Tomás de Aquino Pérez Pérez quiere hablar con el presidente de Cuba. No tiene miedo a las represalias por decir “la verdad tajante”, como suele repetir cuando, en la soledad de su hogar, habla consigo mismo sobre el caos económico que domina la Isla.
A los 79 años de edad el anciano de perfil quijotesco, estatura pequeña y extensa barba es de las personas cuya sabiduría proviene de lo vivido. Este es el motivo por el que, cuando describe el presente, termina exaltando el pasado con añoranza.
Refugiado en los recuerdos, Aquino vive con su gata en la barriada de San Isidro, en el segundo piso de un edificio célebre por los remiendos de madera que sostienen su estructura.
La escalera de palos para el acceso de los vecinos fue colocada por el Gobierno de Habana Vieja, como única solución al derrumbe parcial de la edificación donde vive Tomás hace más de 60 años.
Cuando abre la puerta de su apartamento la primera visión que nos ofrece Aquino es la de un acumulador compulsivo de objetos. Sin embargo, las botellas vacías que obstruyen el paso por toda la casa forman parte del sustento de este anciano.
“Estoy esperando que Wilfredo se lleve todas esas botellas para venderlas y comprar algo de comer. Están por toda la casa, me tienen asfixiado”, dice Tomás mirando el resto de los objetos dispersos, recogidos en la calle con la esperanza de venderlos.
La ilusión de mejorar el resto de sus días descansa en la afición de colectar monedas que encuentra en la calle. Limpia la corrosión del metal sumando días de paciencia y el sueño de ser recompensado con una venta lucrativa.
“Tengo un grave defecto que me jode; cuando no tengo, no le pido a nadie. Si me tengo que acostar con un vaso de agua en la barriga, lo hago, pero calladito, sin quejarme”, dice convencido por la costumbre.
No siempre fue así.
“En aquella época yo era don Tomás, pero ahora que no tengo dinero me dicen Tomás nada más”. Con esa frase recuerda su propio pasado en San Isidro, cuando “con un centavo se hacían más de tres cosas y en las bodegas lo encontraba todo. A cualquier hora tú llegabas con unos kilos y te vendían lo que pidieras”, dice.
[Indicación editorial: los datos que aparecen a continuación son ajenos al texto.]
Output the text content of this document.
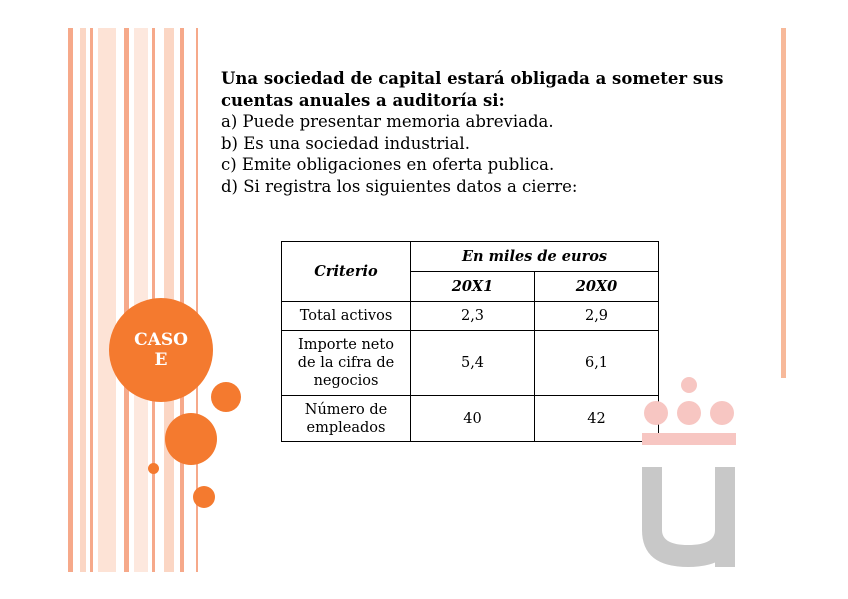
CASO
E
Una sociedad de capital estará obligada a someter sus
cuentas anuales a auditoría si:
a) Puede presentar memoria abreviada.
b) Es una sociedad industrial.
c) Emite obligaciones en oferta publica.
d) Si registra los siguientes datos a cierre:
Criterio	En miles de euros	
	20X1	20X0
Total activos	2,3	2,9

Importe neto
de la cifra de
negocios	5,4	6,1

Número de
empleados	40	42
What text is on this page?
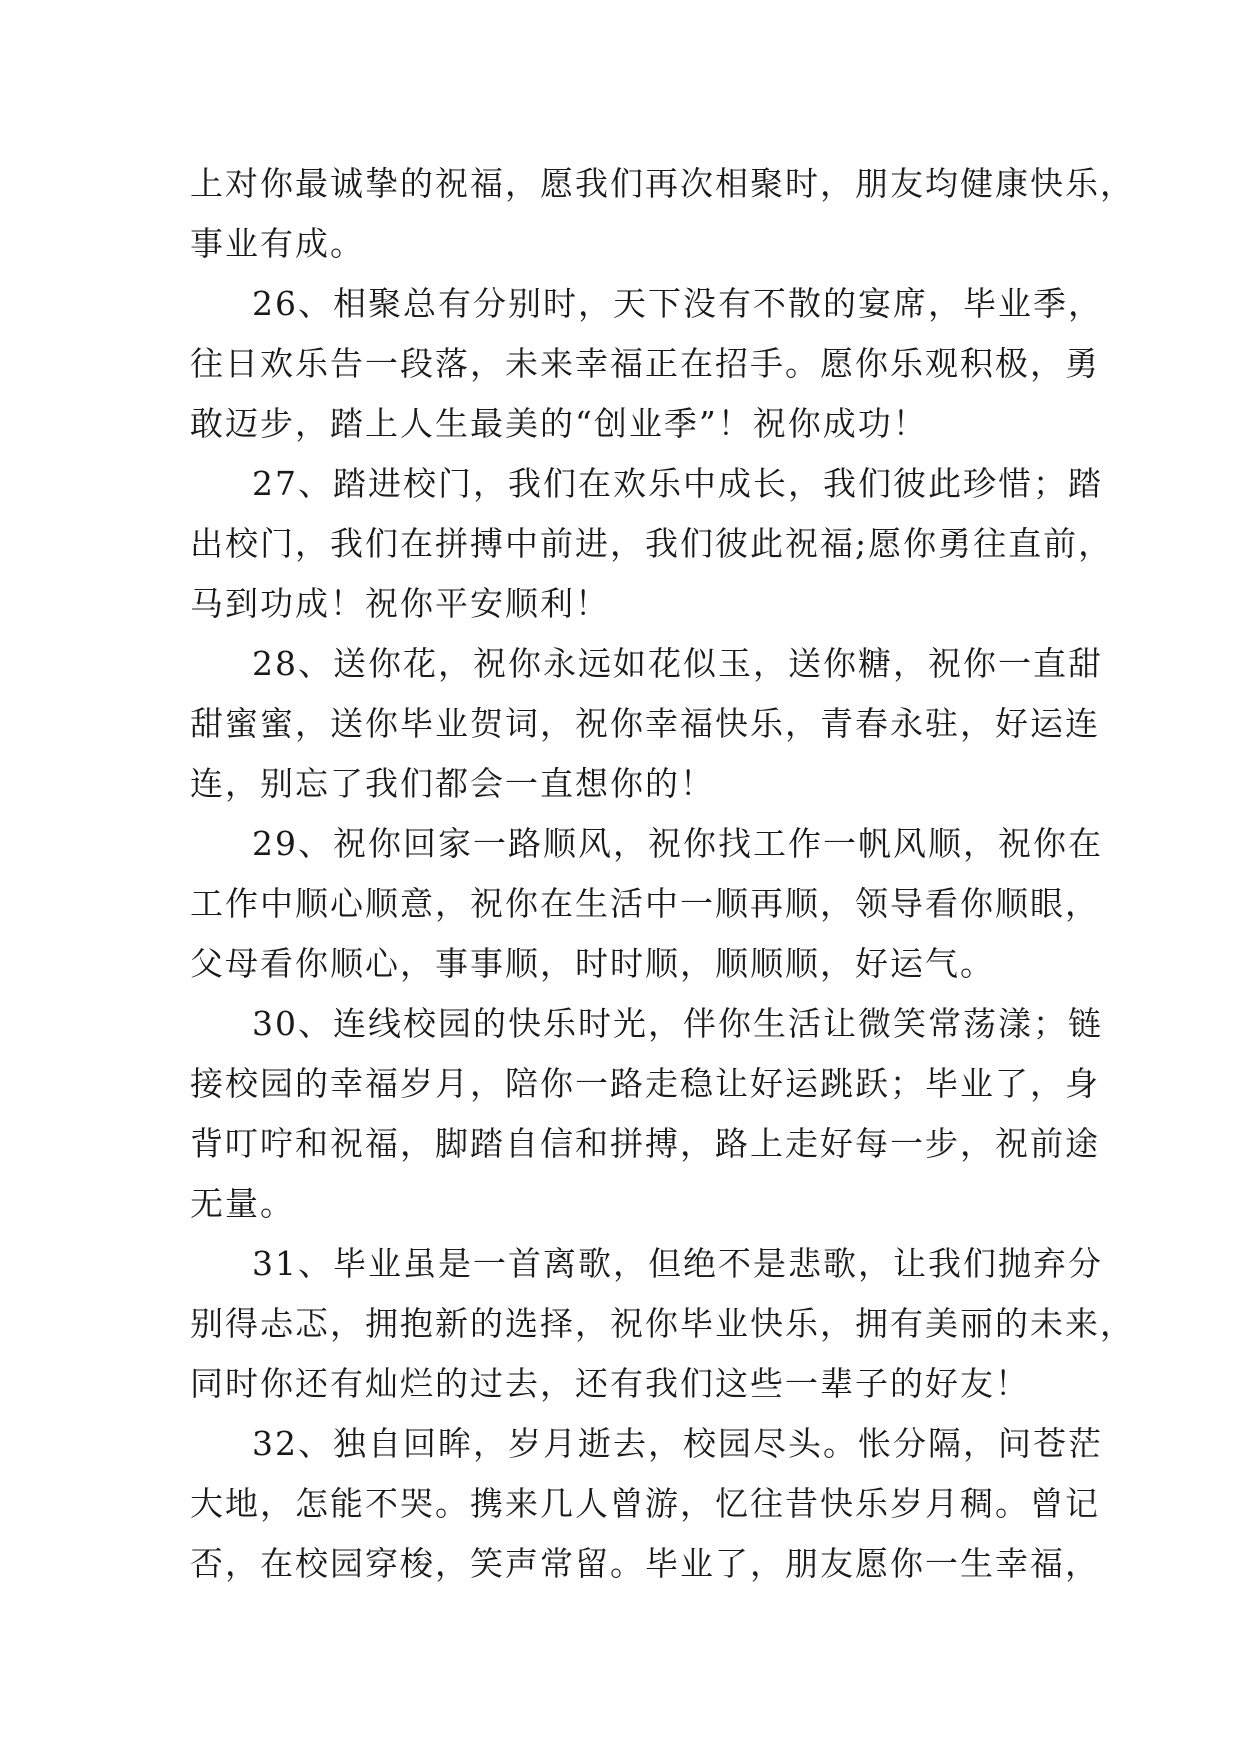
上对你最诚挚的祝福，愿我们再次相聚时，朋友均健康快乐，
事业有成。

26、相聚总有分别时，天下没有不散的宴席，毕业季，
往日欢乐告一段落，未来幸福正在招手。愿你乐观积极，勇
敢迈步，踏上人生最美的“创业季”！祝你成功！

27、踏进校门，我们在欢乐中成长，我们彼此珍惜；踏
出校门，我们在拼搏中前进，我们彼此祝福;愿你勇往直前，
马到功成！祝你平安顺利！

28、送你花，祝你永远如花似玉，送你糖，祝你一直甜
甜蜜蜜，送你毕业贺词，祝你幸福快乐，青春永驻，好运连
连，别忘了我们都会一直想你的！

29、祝你回家一路顺风，祝你找工作一帆风顺，祝你在
工作中顺心顺意，祝你在生活中一顺再顺，领导看你顺眼，
父母看你顺心，事事顺，时时顺，顺顺顺，好运气。

30、连线校园的快乐时光，伴你生活让微笑常荡漾；链
接校园的幸福岁月，陪你一路走稳让好运跳跃；毕业了，身
背叮咛和祝福，脚踏自信和拼搏，路上走好每一步，祝前途
无量。

31、毕业虽是一首离歌，但绝不是悲歌，让我们抛弃分
别得忐忑，拥抱新的选择，祝你毕业快乐，拥有美丽的未来，
同时你还有灿烂的过去，还有我们这些一辈子的好友！

32、独自回眸，岁月逝去，校园尽头。怅分隔，问苍茫
大地，怎能不哭。携来几人曾游，忆往昔快乐岁月稠。曾记
否，在校园穿梭，笑声常留。毕业了，朋友愿你一生幸福，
Nada se escapa a la memoria de Tomás, que los vecinos consideran trastornada. Califica de “diabólica” la presencia de la prostitución en San Isidro antes de 1959 y de “seductora” la entrada a La Habana de Fidel Castro con el ejército.
“Esto estaba lleno de bares, bodegas y cafeterías, pero no sentías una mosca zumbar. Ahora queda una bodega sin nada adentro, y hay un escándalo en la calle que no te deja vivir dentro de tu casa”, explica.
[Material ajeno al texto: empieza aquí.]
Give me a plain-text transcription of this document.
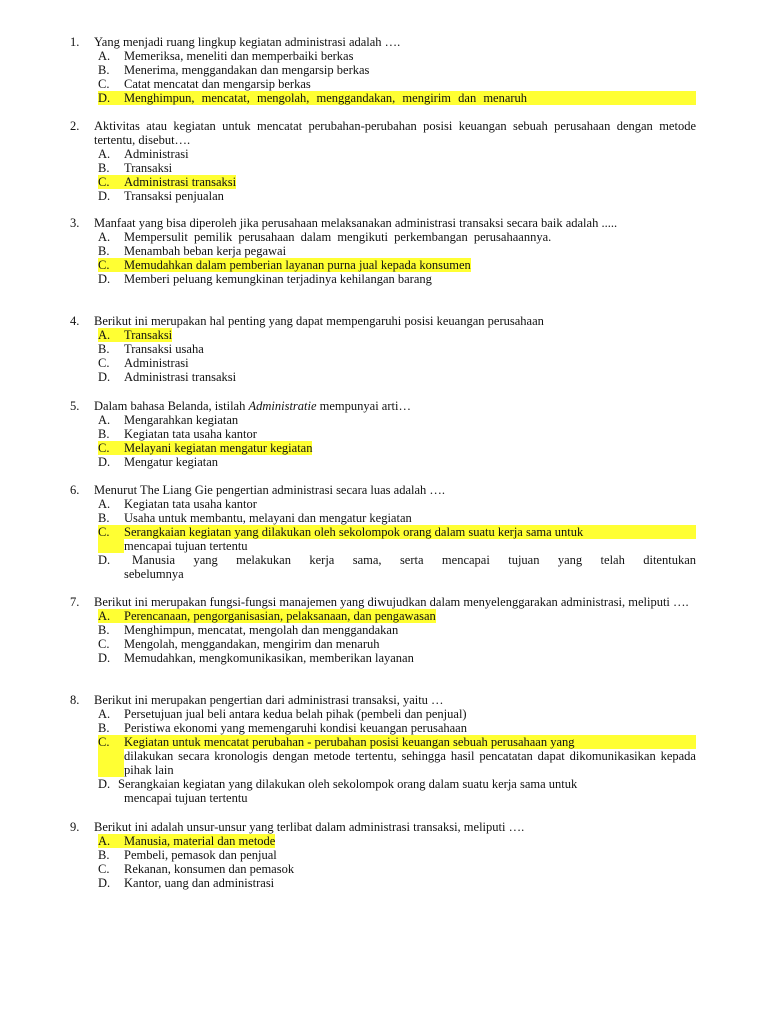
1.	Yang menjadi ruang lingkup kegiatan administrasi adalah ….
A.	Memeriksa, meneliti dan memperbaiki berkas
B.	Menerima, menggandakan dan mengarsip berkas
C.	Catat mencatat dan mengarsip berkas
D.	Menghimpun, mencatat, mengolah, menggandakan, mengirim dan menaruh
2.	Aktivitas atau kegiatan untuk mencatat perubahan-perubahan posisi keuangan sebuah perusahaan dengan metode tertentu, disebut….
A.	Administrasi
B.	Transaksi
C.	Administrasi transaksi
D.	Transaksi penjualan
3.	Manfaat yang bisa diperoleh jika perusahaan melaksanakan administrasi transaksi secara baik adalah .....
A.	Mempersulit pemilik perusahaan dalam mengikuti perkembangan perusahaannya.
B.	Menambah beban kerja pegawai
C.	Memudahkan dalam pemberian layanan purna jual kepada konsumen
D.	Memberi peluang kemungkinan terjadinya kehilangan barang
4.	Berikut ini merupakan hal penting yang dapat mempengaruhi posisi keuangan perusahaan
A.	Transaksi
B.	Transaksi usaha
C.	Administrasi
D.	Administrasi transaksi
5.	Dalam bahasa Belanda, istilah Administratie mempunyai arti…
A.	Mengarahkan kegiatan
B.	Kegiatan tata usaha kantor
C.	Melayani kegiatan mengatur kegiatan
D.	Mengatur kegiatan
6.	Menurut The Liang Gie pengertian administrasi secara luas adalah ….
A.	Kegiatan tata usaha kantor
B.	Usaha untuk membantu, melayani dan mengatur kegiatan
C.	Serangkaian kegiatan yang dilakukan oleh sekolompok orang dalam suatu kerja sama untuk
mencapai tujuan tertentu
D.	Manusia yang melakukan kerja sama, serta mencapai tujuan yang telah ditentukan
sebelumnya
7.	Berikut ini merupakan fungsi-fungsi manajemen yang diwujudkan dalam menyelenggarakan administrasi, meliputi ….
A.	Perencanaan, pengorganisasian, pelaksanaan, dan pengawasan
B.	Menghimpun, mencatat, mengolah dan menggandakan
C.	Mengolah, menggandakan, mengirim dan menaruh
D.	Memudahkan, mengkomunikasikan, memberikan layanan
8.	Berikut ini merupakan pengertian dari administrasi transaksi, yaitu …
A.	Persetujuan jual beli antara kedua belah pihak (pembeli dan penjual)
B.	Peristiwa ekonomi yang memengaruhi kondisi keuangan perusahaan
C.	Kegiatan untuk mencatat perubahan - perubahan posisi keuangan sebuah perusahaan yang
dilakukan secara kronologis dengan metode tertentu, sehingga hasil pencatatan dapat dikomunikasikan kepada pihak lain
D. Serangkaian kegiatan yang dilakukan oleh sekolompok orang dalam suatu kerja sama untuk
mencapai tujuan tertentu
9.	Berikut ini adalah unsur-unsur yang terlibat dalam administrasi transaksi, meliputi ….
A.	Manusia, material dan metode
B.	Pembeli, pemasok dan penjual
C.	Rekanan, konsumen dan pemasok
D.	Kantor, uang dan administrasi
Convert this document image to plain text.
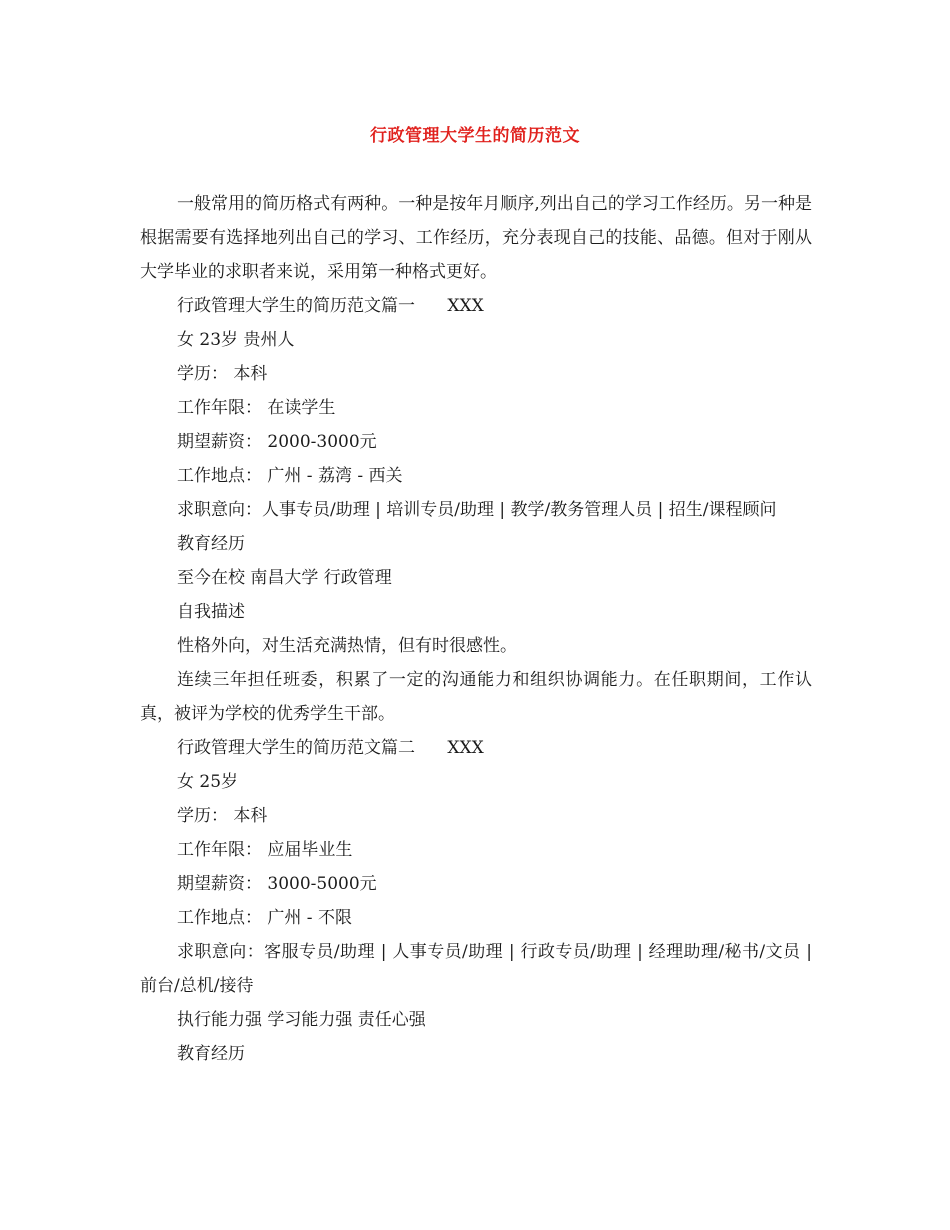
行政管理大学生的简历范文

一般常用的简历格式有两种。一种是按年月顺序,列出自己的学习工作经历。另一种是根据需要有选择地列出自己的学习、工作经历，充分表现自己的技能、品德。但对于刚从大学毕业的求职者来说，采用第一种格式更好。

行政管理大学生的简历范文篇一      XXX

女 23岁 贵州人

学历： 本科

工作年限： 在读学生

期望薪资： 2000-3000元

工作地点： 广州 - 荔湾 - 西关

求职意向：人事专员/助理 | 培训专员/助理 | 教学/教务管理人员 | 招生/课程顾问

教育经历

至今在校 南昌大学 行政管理

自我描述

性格外向，对生活充满热情，但有时很感性。

连续三年担任班委，积累了一定的沟通能力和组织协调能力。在任职期间，工作认真，被评为学校的优秀学生干部。

行政管理大学生的简历范文篇二      XXX

女 25岁

学历： 本科

工作年限： 应届毕业生

期望薪资： 3000-5000元

工作地点： 广州 - 不限

求职意向：客服专员/助理 | 人事专员/助理 | 行政专员/助理 | 经理助理/秘书/文员 | 前台/总机/接待

执行能力强 学习能力强 责任心强

教育经历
La vida no fue ligera para Tomás: más de una vez terminó en el piso cuando trabajó como pintor en las alturas. Los accidentes laborales le dejaron el recuerdo de dos fracturas de cráneo, otra en el pie y varias fisuras en una costilla.
“Estoy de más en la vida, por eso no me arrodillo ante nada, ni nadie”, dice, antes de añadir que lo condenan como loco por decir la verdad tajante.
“Señor presidente…”
Las verdades de Tomás duelen porque están basadas en sus vivencias. Él narra con nostalgia lo que podía hacer con un centavo en sus manos, cuando la moneda cubana tenía valor. Sus relatos sobre el pasado y el presente de Cuba dejan a los actuales gobernantes sin argumentos para la defensa.
“Antes había de todo, si trabajabas podías comprarlo, ahora no; aunque trabajes no te alcanza para lo poco que hay. Entonces, cuando digo las verdades en la calle, la gente se asusta, pero me gusta decir la realidad tajante. La gente me dice que estoy loco, otros quieren llamar a la Policía. Lo que yo digo lo confirmo en el Tribunal Supremo, donde sea. Yo sé que quienes escuchan, mentalmente, me dan la razón, pero se cuidan”.
Tomás Aquino no se conforma con decir la verdad en público o rodeado por la soledad en su casa; insiste en hablar con el presidente. Cuando le pregunté qué le diría si el gobernante le concediera la entrevista, me contestó tajante: “Señor presidente, esto es una mierda”.